Film Review: Kong: Skull Island

Our favorite ape, Kong, underground monsters and mercenaries in this fantasy/sci-fi film. Photo courtesy of Legendary Entertainment/Tencent Pictures

Kong: Skull Island, a fantasy, adventure, directed by Jordan Vogt-Roberts is set in the 1970’s. For those of you too young to remember and not paying attention in history class, that was the time when people had to actually use language to communicate with one another.

Skull Island as imagined by screenwriters, Dan Gilroy, Max Borenstein and Derek Connolly from a story by John Gatins is an uncharted and undiscovered island that lies somewhere in the Pacific Ocean.

The Vietnam War has just ended and a secretive organization known as Monarch led by secret agent, Bill Randa (John Goodman) a major Bermuda Triangle conspiracy theorist convinces the government to fund an expedition to an island that may or may not exist, in the hopes of finding a new species. Since Washington no longer has to pay for  a war and apparently has extra money to spare,  they give him the okay.

Rand assembles a crew that includes the very pissed-off  Lt. Colonel Preston Packard, (Samuel Jackson), who’s really quite good at playing pissed off; Capt. James Conrad (Tim Hiddleston), a renegade former British mercenary; Houston Brooks (Corey Hawkins), your typical nerdy-but-brilliant biologist and, lastly, a woman. What monster movie doesn’t have a woman, right? In this case, she’s combat photographer, Mason Weaver, played by Oscar winner, Brie Larson.

Along with the crew a dozen choppers are brought along in to penetrate the dense fog and rain that shield the island from view. Maybe that should have been a clue to stay away.

To say their landing goes smoothly, could not be further from the truth and it doesn’t take the crew long to realize that this island holds many surprises.

One being a man named Hank Marlow (the wonderful John C. Reilly) who crashed landed on the island during World War II and has been living there quite happily among the natives, both monster and human.
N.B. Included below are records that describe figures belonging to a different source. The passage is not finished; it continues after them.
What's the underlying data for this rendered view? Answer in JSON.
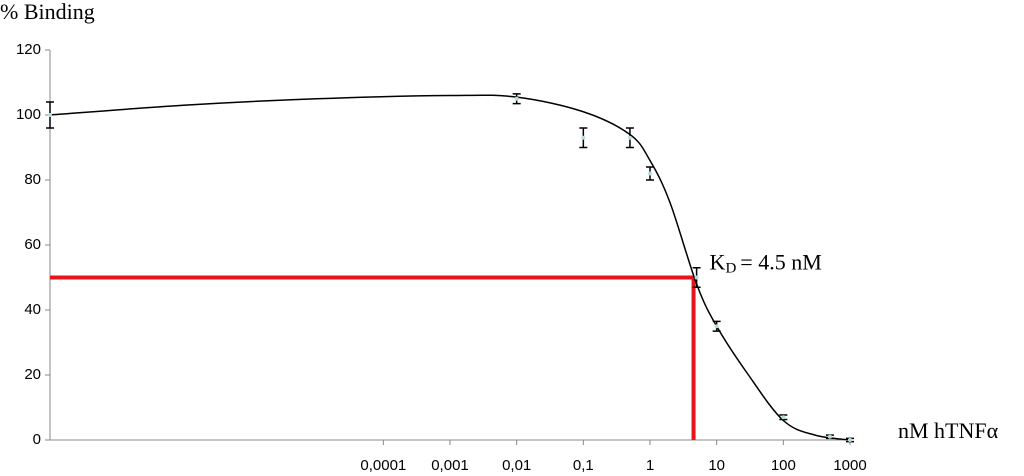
{
  "chart_data": {
    "type": "scatter",
    "y_label": "% Binding",
    "x_label": "nM hTNFα",
    "log_x": true,
    "xlim": [
      1e-09,
      1000
    ],
    "xticks": [
      {
        "value": 0.0001,
        "label": "0,0001"
      },
      {
        "value": 0.001,
        "label": "0,001"
      },
      {
        "value": 0.01,
        "label": "0,01"
      },
      {
        "value": 0.1,
        "label": "0,1"
      },
      1,
      10,
      100,
      1000
    ],
    "ylim": [
      0,
      120
    ],
    "yticks": [
      0,
      20,
      40,
      60,
      80,
      100,
      120
    ],
    "series": [
      {
        "color": "#000000",
        "marker_color": "#b8dde0",
        "x": [
          1e-09,
          0.01,
          0.1,
          0.5,
          1,
          5,
          10,
          100,
          500,
          1000
        ],
        "values": [
          100,
          105,
          93,
          93,
          82,
          50,
          35,
          7,
          1,
          0
        ],
        "errors": [
          4,
          1.5,
          3,
          3,
          2,
          3,
          1.5,
          0.7,
          0.5,
          0.5
        ]
      }
    ],
    "fit": {
      "color": "#000000",
      "x": [
        1e-09,
        1e-07,
        1e-05,
        0.001,
        0.01,
        0.1,
        0.5,
        1,
        2,
        5,
        10,
        30,
        100,
        300,
        1000
      ],
      "values": [
        100,
        103,
        105,
        106,
        105.5,
        101,
        94,
        86,
        73,
        48,
        35,
        20,
        6,
        1.5,
        0
      ]
    },
    "kd": {
      "symbol": "K",
      "subscript": "D",
      "text": "= 4.5 nM",
      "value": 4.5,
      "level": 50,
      "color": "#e8141b"
    }
  }
}
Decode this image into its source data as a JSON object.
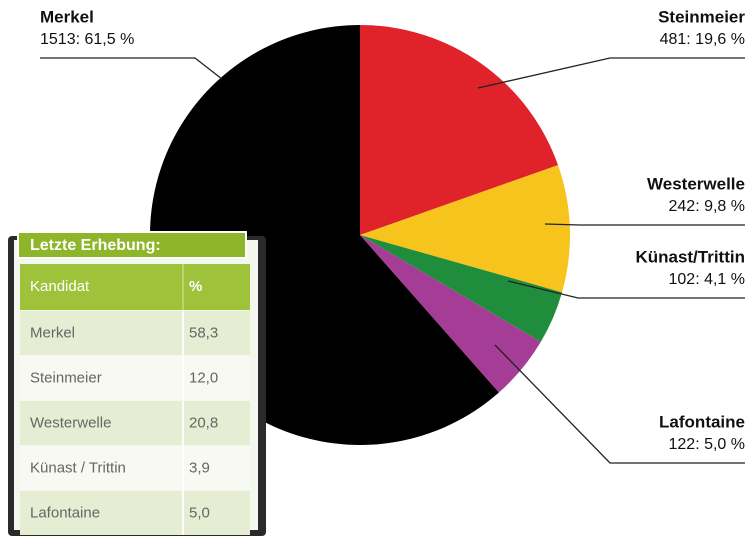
{
  "chart_data": {
    "type": "pie",
    "categories": [
      "Steinmeier",
      "Westerwelle",
      "Künast/Trittin",
      "Lafontaine",
      "Merkel"
    ],
    "values": [
      19.6,
      9.8,
      4.1,
      5.0,
      61.5
    ],
    "value_labels": [
      "481: 19,6 %",
      "242: 9,8 %",
      "102: 4,1 %",
      "122: 5,0 %",
      "1513: 61,5 %"
    ],
    "colors": [
      "#e0222b",
      "#f7c31d",
      "#1f8d3b",
      "#a53d97",
      "#000000"
    ]
  },
  "table": {
    "title": "Letzte Erhebung:",
    "header": [
      "Kandidat",
      "%"
    ],
    "rows": [
      [
        "Merkel",
        "58,3"
      ],
      [
        "Steinmeier",
        "12,0"
      ],
      [
        "Westerwelle",
        "20,8"
      ],
      [
        "Künast / Trittin",
        "3,9"
      ],
      [
        "Lafontaine",
        "5,0"
      ]
    ]
  }
}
Of course, there’s a definite possibility the dude could be out of his mind.

Since the film is called Kong, you all know what’s coming and, yes, the big hairy ape appears and he seems to have grown. He’s now 100 feet tall, still wears an angry look on his face, but when you look into his eyes, you can’t help but want to cuddle the big guy.
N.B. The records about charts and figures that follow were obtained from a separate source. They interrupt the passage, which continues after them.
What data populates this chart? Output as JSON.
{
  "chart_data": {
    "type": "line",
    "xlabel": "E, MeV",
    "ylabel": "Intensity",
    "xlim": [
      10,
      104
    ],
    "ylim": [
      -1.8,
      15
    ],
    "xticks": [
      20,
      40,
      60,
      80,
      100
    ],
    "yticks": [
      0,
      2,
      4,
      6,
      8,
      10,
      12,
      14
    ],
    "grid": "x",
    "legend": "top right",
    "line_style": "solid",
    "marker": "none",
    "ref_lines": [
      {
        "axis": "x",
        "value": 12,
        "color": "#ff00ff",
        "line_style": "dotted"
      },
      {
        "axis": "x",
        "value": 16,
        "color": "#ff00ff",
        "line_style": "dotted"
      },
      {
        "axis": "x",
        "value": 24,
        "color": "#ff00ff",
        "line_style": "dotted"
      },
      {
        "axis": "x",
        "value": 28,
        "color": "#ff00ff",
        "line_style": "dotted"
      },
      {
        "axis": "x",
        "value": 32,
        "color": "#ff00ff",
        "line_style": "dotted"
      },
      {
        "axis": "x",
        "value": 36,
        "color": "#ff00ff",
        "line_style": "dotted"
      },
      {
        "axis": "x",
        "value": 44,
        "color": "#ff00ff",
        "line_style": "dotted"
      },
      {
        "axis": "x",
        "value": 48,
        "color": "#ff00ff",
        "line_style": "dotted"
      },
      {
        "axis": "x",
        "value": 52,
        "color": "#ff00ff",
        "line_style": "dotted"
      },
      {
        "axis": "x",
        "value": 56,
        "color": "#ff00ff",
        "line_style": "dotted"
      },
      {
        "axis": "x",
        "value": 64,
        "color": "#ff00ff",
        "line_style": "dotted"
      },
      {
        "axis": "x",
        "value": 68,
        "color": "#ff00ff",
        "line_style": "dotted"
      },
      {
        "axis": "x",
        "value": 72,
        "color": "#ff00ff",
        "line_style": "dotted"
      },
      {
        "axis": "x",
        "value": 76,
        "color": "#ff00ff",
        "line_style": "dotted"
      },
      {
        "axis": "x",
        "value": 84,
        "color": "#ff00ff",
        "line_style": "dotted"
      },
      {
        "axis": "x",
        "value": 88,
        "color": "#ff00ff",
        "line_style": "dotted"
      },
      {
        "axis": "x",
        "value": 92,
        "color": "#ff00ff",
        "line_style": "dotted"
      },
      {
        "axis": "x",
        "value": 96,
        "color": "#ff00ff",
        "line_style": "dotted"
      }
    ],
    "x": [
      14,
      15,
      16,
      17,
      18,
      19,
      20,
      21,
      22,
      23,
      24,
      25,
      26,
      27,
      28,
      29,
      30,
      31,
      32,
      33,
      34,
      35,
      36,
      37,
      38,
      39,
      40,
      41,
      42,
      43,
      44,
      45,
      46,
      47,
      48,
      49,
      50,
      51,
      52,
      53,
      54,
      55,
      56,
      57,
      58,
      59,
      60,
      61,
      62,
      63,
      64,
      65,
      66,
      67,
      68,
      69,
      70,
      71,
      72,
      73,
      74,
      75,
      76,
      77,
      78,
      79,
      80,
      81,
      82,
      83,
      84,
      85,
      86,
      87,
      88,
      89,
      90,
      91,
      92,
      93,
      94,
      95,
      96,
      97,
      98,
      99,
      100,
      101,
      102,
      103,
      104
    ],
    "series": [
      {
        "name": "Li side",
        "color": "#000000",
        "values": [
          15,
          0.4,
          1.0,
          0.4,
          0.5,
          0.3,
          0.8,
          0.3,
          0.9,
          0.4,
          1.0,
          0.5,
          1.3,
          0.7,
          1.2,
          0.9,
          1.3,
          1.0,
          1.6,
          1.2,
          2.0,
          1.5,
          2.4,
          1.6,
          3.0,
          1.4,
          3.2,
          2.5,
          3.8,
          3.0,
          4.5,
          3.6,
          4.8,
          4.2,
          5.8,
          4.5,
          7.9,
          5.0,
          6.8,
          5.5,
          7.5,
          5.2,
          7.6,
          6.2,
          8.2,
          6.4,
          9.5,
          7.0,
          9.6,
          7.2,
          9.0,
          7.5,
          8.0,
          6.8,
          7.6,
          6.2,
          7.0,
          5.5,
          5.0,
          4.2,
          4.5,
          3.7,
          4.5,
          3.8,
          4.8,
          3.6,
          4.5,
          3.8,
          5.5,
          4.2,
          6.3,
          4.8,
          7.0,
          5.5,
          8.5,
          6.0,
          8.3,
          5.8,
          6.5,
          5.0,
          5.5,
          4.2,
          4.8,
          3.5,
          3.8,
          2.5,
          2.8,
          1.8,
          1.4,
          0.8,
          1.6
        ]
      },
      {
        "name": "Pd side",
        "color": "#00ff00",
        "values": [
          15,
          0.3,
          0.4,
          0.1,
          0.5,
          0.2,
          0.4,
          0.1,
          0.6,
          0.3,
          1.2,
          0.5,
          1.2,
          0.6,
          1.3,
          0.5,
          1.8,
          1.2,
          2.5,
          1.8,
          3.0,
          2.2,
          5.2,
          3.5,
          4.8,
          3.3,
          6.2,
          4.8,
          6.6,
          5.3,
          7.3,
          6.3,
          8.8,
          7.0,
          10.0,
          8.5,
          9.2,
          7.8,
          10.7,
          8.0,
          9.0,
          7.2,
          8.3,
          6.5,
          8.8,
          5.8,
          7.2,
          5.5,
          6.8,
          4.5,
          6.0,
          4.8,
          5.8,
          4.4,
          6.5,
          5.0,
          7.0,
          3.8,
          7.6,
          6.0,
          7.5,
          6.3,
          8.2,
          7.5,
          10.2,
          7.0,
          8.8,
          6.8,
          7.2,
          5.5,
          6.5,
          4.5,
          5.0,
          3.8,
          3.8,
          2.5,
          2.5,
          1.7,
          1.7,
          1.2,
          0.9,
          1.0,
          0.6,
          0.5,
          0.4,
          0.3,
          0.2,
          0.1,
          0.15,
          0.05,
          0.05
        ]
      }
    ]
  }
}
Unfortunately, he’s not the only monster on the island. Living in deep underground tunnels, are these super nasty, dangerous, vicious serpent-like predators nicknamed Skullcrawlers and they are intent on wiping out King and his species. They are so mean that Kong seems like a pussycat next to them.

To say any more would be giving too much away, but I will say, Kong: Skull Island which opens in theaters  March 10, is visually breathtaking, filled with humor, excitement, great action, effects, surprises and is extremely entertaining, which, sometimes, is all you want when you go to the cinema.